Simply by turning Iowa into a four-way race, Buttigieg has made the Democratic primary more unpredictable. The last four Democratic presidential nominees each won Iowa. Yes, Democrats award their delegates proportionally, but momentum matters, and there’s nothing quite so persuasive in a large intra-party fight as an early victory. “I think Iowa is much more important this cycle than it’s been in any of the other cycles I’ve been in,” veteran Democratic campaign consultant Joe Trippi tells National Review. “Somebody comes out of Iowa, they’re likely to be a rocket ship, particularly if it’s a surprise.”

A victory in Iowa, of course, is no guarantee that Buttigieg would ultimately win the nomination. David Catanese wrote this week in The State that Buttigieg campaign focus groups in South Carolina show him struggling to gain any support among African-American Democratic primary voters, in part because he’s openly gay. A victory in Iowa could help ease concerns about Buttigieg’s electability, just as Barack Obama’s early victory in Iowa helped assuage Democratic fears that it would be risky to make Obama the first African-American major-party presidential nominee.

Still, it would appear to be harder for Buttigieg to parlay an Iowa victory into a win in South Carolina than it was for Obama in 2008 or would be for Joe Biden, Cory Booker, or Kamala Harris this cycle. Buttigieg’s sexual orientation isn’t the only thing limiting his support to wealthier, more educated, white Democrats; he’s also hampered by the fact that he’s often really boring. Obama could unite a winning Democratic coalition by playing the roles of both professor and preacher; Buttigieg only seems to know how to be the former. The mayor also isn’t really as moderate as he now wants you to think. Barack Obama said he supported banning late-term abortion, but Buttigieg opposes any legal limits on abortion. Buttigieg would not strip churches, synagogues, and mosques of their tax-exempt status for refusing to perform same-sex marriages, but he would use the power of the state to crush traditional religious schools and other institutions that uphold their faith’s teachings on sex, gender, and marriage. He also wants to remake the Supreme Court, increasing the number of justices from nine to 15.

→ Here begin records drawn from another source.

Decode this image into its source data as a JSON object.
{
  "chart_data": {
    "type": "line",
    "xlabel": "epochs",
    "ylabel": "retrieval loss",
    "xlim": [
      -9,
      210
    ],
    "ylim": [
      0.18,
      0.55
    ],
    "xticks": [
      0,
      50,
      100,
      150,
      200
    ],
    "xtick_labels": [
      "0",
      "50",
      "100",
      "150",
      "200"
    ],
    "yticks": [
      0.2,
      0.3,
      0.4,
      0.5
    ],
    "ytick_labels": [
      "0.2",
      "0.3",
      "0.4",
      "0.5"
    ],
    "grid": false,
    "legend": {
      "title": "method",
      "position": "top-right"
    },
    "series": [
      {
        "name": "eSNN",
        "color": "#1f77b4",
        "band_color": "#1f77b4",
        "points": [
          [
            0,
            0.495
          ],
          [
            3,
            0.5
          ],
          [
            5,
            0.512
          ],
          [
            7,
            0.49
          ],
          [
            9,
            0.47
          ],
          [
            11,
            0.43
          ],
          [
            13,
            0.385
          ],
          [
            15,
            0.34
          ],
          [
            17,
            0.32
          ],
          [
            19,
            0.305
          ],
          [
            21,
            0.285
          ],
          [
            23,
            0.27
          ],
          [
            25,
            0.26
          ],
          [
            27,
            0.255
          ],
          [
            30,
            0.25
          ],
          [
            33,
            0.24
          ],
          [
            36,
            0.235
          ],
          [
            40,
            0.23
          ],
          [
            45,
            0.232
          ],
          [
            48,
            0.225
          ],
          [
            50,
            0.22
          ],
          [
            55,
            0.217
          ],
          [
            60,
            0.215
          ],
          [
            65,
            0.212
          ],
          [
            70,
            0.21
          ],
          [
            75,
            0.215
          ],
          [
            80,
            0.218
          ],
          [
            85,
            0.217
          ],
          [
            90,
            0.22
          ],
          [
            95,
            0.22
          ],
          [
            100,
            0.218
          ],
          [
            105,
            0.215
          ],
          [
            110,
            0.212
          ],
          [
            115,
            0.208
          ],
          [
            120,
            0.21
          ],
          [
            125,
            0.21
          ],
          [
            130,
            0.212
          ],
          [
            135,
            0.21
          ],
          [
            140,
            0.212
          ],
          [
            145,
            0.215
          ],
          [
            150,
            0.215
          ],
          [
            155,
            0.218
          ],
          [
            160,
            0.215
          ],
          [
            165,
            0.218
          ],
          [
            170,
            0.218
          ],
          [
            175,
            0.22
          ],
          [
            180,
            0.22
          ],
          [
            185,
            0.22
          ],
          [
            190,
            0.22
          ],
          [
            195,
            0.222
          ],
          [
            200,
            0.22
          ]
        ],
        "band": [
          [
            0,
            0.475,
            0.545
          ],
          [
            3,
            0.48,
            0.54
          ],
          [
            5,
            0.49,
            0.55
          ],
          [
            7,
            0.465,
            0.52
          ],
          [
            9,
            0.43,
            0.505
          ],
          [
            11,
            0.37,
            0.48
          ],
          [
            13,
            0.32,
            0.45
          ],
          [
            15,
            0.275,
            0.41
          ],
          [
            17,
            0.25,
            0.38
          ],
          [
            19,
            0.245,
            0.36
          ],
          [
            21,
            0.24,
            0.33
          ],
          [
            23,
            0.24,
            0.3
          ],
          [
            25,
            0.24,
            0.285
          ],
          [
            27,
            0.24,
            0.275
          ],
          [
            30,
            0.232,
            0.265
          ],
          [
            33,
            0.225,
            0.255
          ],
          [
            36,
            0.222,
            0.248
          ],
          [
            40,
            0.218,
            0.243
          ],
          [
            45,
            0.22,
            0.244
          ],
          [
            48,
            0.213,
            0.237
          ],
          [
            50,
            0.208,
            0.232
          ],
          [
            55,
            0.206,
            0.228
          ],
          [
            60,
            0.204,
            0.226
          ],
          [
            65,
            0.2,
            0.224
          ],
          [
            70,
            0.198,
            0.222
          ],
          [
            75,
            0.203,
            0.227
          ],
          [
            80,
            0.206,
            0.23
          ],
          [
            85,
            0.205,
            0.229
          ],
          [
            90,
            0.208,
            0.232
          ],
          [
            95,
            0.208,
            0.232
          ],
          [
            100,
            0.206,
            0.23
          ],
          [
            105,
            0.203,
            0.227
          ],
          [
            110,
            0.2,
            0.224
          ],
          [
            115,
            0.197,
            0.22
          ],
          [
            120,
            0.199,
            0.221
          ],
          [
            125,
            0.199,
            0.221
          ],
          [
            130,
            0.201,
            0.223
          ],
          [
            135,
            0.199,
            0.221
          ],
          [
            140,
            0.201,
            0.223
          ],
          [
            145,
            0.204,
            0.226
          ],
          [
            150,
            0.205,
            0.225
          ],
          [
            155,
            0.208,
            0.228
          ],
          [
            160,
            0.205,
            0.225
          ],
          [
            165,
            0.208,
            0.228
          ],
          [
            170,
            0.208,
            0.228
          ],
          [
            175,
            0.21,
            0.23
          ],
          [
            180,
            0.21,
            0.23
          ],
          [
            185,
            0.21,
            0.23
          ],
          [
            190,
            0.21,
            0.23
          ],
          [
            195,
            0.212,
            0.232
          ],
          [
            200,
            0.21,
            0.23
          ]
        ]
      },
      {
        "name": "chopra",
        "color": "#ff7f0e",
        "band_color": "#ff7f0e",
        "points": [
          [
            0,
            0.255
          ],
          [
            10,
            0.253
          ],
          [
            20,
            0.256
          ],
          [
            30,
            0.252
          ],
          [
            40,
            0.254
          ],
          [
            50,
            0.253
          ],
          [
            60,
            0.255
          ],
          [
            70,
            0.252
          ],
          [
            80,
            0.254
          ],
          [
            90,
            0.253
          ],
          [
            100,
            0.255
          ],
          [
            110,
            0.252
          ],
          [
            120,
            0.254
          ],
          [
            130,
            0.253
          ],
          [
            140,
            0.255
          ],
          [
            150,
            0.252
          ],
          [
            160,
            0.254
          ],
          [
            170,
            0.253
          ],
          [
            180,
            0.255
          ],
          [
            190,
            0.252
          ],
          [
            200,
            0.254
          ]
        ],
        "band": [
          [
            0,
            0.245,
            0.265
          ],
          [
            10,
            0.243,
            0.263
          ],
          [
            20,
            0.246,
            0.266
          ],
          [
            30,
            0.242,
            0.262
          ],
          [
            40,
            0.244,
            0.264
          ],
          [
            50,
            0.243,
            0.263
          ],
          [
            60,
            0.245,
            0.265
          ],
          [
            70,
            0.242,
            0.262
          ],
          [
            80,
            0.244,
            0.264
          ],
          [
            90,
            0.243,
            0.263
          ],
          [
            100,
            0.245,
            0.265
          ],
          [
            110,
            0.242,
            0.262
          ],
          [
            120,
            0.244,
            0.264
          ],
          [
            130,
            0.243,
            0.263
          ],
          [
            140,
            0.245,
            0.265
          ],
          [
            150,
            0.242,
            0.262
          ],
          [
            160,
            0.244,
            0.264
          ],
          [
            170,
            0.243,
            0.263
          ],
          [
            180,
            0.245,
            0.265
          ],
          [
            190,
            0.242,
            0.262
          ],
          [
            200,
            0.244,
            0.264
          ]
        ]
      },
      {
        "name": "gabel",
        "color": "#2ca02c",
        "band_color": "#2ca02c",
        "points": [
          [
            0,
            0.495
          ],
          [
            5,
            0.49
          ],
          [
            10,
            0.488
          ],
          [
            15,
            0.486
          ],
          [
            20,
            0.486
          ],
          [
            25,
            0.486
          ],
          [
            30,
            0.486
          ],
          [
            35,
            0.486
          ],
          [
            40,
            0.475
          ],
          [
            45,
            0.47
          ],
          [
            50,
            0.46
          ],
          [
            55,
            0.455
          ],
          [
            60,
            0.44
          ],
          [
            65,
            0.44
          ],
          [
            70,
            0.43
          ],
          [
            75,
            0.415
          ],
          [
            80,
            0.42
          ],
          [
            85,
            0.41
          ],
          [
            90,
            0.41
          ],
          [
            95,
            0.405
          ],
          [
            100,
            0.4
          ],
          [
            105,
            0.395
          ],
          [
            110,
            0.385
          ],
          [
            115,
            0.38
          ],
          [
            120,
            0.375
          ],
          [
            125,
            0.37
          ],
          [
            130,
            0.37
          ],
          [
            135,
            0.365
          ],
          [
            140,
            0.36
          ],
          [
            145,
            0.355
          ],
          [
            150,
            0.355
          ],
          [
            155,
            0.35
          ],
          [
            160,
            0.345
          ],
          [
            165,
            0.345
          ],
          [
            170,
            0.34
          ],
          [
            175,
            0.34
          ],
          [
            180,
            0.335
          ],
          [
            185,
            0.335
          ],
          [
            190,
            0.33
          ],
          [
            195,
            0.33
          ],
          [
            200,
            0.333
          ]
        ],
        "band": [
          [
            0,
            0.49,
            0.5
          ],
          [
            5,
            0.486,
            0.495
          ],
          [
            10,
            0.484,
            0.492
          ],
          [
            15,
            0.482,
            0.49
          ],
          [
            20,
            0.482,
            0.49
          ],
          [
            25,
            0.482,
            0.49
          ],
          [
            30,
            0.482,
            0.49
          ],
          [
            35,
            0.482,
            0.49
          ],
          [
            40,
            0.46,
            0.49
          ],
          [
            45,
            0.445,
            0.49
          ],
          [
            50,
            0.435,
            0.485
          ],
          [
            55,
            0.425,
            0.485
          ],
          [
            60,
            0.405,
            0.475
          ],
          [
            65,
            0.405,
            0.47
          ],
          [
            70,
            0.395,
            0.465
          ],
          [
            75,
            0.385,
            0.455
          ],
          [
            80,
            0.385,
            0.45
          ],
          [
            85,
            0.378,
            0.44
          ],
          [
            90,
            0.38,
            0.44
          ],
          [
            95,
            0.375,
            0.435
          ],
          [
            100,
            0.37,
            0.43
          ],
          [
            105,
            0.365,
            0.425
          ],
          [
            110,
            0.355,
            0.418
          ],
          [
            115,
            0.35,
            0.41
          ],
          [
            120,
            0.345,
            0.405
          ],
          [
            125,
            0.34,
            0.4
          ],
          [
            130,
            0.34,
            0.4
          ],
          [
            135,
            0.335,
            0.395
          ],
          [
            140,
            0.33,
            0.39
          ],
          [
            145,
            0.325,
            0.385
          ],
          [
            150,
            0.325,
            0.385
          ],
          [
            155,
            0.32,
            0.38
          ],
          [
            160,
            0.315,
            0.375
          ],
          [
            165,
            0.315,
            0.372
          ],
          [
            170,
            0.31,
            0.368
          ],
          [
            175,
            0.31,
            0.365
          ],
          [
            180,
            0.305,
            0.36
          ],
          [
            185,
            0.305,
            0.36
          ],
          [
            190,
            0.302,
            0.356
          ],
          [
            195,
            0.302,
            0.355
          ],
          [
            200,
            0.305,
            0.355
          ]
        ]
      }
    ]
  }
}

That said, Buttigieg does have a few things going for him. His campaign has $23 million in the bank, nearly as much as Warren’s and twice as much as Biden’s. What’s more, a huge portion of the field — Senators Warren, Sanders, Harris, Booker, and Klobuchar — could be trapped in Washington for President Trump’s impeachment trial in the weeks leading up to Iowa, depending on how the House’s inquiry shakes out.

Ultimately, Iowa will be the key for Buttigieg, and while the Iowa State poll suggests it’s worth keeping an eye on him there, it’s also too early to write off lower-polling Democrats in the caucuses. In 2012, for example, the eventual Republican winner of Iowa (Rick Santorum) was polling below 5 percent at this point in the race. In 1988, Joe Trippi recalls, the Dick Gephardt campaign, on which he was working, was “dead last three weeks out [from Iowa caucus day] at 7 percent.” Gephardt went on to win Iowa. With more than three months still to go until the first-in-the-nation nominating contest, Trippi says, “I wouldn’t count anyone out.”